An expression like x % yevaluates to the remainder of x ÷ y- well, technically it is "modulus" instead of "reminder" so results may be different if you are comparing with other languages where %is the remainder operator. There are some subtle differences(if you are interested in the practical consequences see also "Why Python's Integer Division Floors" bellow).

像这样的表达式x % y计算为余数x ÷ y- 好吧，从技术上讲，它是“模数”而不是“提醒”，因此如果您将%余数运算符与其他语言进行比较，结果可能会有所不同。有一些细微的差异（如果您对实际结果感兴趣，另请参阅下面的“为什么 Python 的整数除法层”）。

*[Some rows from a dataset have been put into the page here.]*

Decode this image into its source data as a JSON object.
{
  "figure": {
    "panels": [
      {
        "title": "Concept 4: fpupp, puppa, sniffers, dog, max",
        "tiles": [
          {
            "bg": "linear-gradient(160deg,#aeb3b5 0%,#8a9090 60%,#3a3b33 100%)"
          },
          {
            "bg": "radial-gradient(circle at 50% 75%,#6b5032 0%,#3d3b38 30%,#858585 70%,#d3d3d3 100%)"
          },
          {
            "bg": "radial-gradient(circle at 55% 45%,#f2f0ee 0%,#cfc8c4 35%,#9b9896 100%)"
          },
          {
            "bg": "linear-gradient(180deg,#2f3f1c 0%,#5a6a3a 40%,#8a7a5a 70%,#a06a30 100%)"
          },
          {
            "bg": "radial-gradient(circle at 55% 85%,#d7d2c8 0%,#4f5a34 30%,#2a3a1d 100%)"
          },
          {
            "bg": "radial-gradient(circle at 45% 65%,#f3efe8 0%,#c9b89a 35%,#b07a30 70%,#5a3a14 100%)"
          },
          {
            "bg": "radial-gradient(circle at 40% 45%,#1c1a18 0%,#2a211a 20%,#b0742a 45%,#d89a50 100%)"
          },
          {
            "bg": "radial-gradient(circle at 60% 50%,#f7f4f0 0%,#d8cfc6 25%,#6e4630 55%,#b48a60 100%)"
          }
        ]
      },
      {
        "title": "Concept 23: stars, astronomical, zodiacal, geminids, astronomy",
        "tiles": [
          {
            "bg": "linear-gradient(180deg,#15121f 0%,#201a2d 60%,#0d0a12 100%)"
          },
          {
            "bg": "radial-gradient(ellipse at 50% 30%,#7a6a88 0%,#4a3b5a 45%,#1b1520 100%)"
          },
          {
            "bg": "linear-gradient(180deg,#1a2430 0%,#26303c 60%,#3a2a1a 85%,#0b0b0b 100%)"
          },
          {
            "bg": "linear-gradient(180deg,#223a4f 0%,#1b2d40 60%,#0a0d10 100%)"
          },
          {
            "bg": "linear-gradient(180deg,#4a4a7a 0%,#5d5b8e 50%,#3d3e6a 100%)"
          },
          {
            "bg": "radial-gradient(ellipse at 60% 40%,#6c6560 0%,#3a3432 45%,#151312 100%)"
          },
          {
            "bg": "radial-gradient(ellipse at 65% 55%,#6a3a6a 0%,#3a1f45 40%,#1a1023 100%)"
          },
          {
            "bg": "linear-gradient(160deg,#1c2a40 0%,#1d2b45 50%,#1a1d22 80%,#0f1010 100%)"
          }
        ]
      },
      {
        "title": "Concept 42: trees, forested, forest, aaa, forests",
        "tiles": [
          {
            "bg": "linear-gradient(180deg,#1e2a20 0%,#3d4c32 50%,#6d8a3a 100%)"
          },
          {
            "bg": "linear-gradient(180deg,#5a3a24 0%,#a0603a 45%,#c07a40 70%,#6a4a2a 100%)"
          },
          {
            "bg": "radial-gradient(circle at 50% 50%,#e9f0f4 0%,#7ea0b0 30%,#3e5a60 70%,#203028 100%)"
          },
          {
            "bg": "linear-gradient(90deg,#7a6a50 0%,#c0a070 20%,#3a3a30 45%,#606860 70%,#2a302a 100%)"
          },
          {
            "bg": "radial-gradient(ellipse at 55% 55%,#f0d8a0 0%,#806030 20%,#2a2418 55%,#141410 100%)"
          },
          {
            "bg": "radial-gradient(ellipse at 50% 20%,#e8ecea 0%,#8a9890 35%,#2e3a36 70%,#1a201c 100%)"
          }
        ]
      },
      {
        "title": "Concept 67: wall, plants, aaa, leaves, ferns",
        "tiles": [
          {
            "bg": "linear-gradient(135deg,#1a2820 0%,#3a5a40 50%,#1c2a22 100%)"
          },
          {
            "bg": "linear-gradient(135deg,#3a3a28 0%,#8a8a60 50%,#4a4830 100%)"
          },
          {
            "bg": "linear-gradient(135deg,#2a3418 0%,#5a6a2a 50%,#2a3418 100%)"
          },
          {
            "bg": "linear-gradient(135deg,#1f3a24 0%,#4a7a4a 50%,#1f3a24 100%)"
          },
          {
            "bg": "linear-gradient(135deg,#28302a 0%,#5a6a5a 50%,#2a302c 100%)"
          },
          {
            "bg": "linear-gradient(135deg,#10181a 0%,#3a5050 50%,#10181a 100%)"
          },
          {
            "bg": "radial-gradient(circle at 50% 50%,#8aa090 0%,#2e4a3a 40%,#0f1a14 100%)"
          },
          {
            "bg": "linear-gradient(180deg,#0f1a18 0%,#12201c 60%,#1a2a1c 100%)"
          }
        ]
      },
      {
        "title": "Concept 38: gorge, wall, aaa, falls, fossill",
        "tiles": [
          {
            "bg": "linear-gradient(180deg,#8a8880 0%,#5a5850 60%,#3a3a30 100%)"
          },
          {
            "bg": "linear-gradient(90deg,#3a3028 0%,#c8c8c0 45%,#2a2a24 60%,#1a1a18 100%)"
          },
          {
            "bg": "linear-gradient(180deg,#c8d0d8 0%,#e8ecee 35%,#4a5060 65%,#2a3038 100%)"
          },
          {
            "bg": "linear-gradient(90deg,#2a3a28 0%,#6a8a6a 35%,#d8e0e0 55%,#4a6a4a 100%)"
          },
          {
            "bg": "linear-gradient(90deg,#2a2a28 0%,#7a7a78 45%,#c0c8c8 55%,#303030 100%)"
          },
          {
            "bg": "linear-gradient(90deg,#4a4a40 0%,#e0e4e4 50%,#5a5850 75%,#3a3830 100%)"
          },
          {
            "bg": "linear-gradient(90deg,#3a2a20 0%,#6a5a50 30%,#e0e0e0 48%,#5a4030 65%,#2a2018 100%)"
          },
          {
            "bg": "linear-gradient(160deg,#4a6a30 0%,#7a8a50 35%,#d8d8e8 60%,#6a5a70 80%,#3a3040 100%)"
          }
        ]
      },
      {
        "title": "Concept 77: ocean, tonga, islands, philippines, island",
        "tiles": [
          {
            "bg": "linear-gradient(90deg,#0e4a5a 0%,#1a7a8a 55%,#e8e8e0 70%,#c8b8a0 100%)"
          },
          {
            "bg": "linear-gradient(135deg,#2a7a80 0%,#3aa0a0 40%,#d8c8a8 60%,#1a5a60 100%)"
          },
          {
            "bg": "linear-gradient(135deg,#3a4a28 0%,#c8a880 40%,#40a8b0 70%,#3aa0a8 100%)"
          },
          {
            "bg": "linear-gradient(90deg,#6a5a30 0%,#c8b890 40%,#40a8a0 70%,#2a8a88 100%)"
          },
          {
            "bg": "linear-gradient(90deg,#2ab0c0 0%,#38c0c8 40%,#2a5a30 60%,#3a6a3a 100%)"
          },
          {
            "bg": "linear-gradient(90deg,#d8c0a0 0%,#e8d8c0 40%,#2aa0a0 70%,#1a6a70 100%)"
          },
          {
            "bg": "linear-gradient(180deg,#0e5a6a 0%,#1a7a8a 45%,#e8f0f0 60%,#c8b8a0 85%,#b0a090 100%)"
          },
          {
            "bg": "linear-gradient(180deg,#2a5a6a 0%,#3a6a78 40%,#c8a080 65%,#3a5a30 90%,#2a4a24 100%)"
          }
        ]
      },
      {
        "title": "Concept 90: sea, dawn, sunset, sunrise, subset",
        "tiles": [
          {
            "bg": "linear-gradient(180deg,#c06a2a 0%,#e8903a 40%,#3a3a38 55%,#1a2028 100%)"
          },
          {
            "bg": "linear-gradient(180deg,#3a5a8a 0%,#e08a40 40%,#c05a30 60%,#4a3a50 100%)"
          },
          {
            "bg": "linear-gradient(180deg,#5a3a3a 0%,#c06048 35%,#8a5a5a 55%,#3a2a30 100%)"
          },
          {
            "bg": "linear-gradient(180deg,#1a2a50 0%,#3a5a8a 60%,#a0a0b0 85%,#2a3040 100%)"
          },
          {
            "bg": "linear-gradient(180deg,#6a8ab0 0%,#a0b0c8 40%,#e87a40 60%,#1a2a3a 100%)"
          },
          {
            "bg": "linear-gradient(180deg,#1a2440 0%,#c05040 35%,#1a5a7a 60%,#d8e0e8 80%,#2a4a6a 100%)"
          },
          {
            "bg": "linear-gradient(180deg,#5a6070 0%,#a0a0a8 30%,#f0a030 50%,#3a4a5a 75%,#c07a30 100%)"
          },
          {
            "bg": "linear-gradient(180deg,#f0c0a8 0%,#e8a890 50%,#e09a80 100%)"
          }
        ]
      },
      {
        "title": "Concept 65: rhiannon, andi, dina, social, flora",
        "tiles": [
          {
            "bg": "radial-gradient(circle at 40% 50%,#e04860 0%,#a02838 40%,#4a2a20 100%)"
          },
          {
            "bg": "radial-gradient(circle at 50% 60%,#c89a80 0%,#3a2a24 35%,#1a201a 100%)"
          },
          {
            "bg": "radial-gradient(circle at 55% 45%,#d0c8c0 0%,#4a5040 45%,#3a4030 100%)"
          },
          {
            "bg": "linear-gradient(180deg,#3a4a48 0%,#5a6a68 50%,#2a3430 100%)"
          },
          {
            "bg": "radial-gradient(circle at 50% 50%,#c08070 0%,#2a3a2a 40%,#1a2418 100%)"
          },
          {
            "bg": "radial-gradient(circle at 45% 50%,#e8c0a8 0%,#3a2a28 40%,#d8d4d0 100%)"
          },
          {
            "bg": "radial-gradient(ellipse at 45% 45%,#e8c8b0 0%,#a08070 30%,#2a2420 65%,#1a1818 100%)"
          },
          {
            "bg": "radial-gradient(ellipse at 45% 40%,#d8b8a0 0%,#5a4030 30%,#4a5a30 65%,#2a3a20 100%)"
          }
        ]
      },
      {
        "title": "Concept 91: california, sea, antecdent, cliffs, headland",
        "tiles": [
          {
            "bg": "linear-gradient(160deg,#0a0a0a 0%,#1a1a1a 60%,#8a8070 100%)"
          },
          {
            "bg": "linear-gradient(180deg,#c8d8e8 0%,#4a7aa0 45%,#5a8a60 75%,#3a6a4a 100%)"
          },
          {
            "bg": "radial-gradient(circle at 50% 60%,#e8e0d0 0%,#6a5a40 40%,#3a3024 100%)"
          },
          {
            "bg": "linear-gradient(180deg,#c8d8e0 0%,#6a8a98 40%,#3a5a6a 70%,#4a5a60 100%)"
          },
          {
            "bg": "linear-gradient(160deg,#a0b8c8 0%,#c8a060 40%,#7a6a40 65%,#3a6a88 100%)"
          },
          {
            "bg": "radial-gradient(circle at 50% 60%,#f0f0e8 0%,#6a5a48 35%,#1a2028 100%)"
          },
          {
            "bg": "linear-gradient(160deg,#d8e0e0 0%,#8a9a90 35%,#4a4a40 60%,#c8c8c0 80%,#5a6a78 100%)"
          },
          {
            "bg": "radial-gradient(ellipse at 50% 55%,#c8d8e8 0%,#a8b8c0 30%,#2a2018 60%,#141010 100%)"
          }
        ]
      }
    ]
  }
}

Precedence is the same as operators /(division) and *(multiplication).

优先级与运算符/（除法）和*（乘法）相同。

>>> 9 / 2
4
>>> 9 % 2
1

• 9 divided by 2 is equal to 4.
• 4 times 2 is 8
• 9 minus 8 is 1 - the remainder.

• 9 除以 2 等于 4。
• 4 乘以 2 是 8
• 9 减 8 是 1 - 余数。

Python gotcha: depending on the Python version you are using, %is also the (deprecated) string interpolation operator, so watch out if you are coming from a language with automatic type casting (like PHP or JS) where an expression like '12' % 2 + 3is legal: in Python it will result in TypeError: not all arguments converted during string formattingwhich probably will be pretty confusing for you.

Python 问题：根据您使用的 Python 版本，%也是（不推荐使用的）字符串插值运算符，因此请注意您是否来自具有自动类型转换的语言（如 PHP 或 JS），其中表达式 like'12' % 2 + 3是合法的： Python 它会导致TypeError: not all arguments converted during string formatting你可能会非常困惑。

[update for Python 3]

[Python 3 更新]

User n00p comments:

用户 n00p 评论：

9/2 is 4.5 in python. You have to do integer division like so: 9//2 if you want python to tell you how many whole objects is left after division(4).

9/2 在 python 中是 4.5。你必须像这样进行整数除法：9//2 如果你想让 python 告诉你除法后剩下多少整个对象(4)。

To be precise, integer division used to be the default in Python 2 (mind you, this answer is older than my boy who is already in school and at the time 2.x were mainstream):

准确地说，整数除法曾经是 Python 2 中的默认值（请注意，这个答案比我已经上学并且当时 2.x 是主流的男孩还要大）：

$ python2.7
Python 2.7.10 (default, Oct  6 2017, 22:29:07)
[GCC 4.2.1 Compatible Apple LLVM 9.0.0 (clang-900.0.31)] on darwin
Type "help", "copyright", "credits" or "license" for more information.
>>> 9 / 2
4
>>> 9 // 2
4
>>> 9 % 2
1

In modern Python 9 / 2results 4.5indeed:

在现代 Python9 / 2结果中4.5确实：

$ python3.6
Python 3.6.1 (default, Apr 27 2017, 00:15:59)
[GCC 4.2.1 Compatible Apple LLVM 8.1.0 (clang-802.0.42)] on darwin
Type "help", "copyright", "credits" or "license" for more information.
>>> 9 / 2
4.5
>>> 9 // 2
4
>>> 9 % 2
1

[update]

[更新]

User dahiya_boy asked in the comment session:

用户 dahiya_boy 在评论区提问：

Q.Can you please explain why -11 % 5 = 4- dahiya_boy

问：你能解释一下原因-11 % 5 = 4吗 - dahiya_boy

This is weird, right? If you try this in JavaScript:

这很奇怪，对吧？如果您在 JavaScript 中尝试此操作：

> -11 % 5
-1

This is because in JavaScript %is the "remainder" operator while in Python it is the "modulus" (clock math) operator.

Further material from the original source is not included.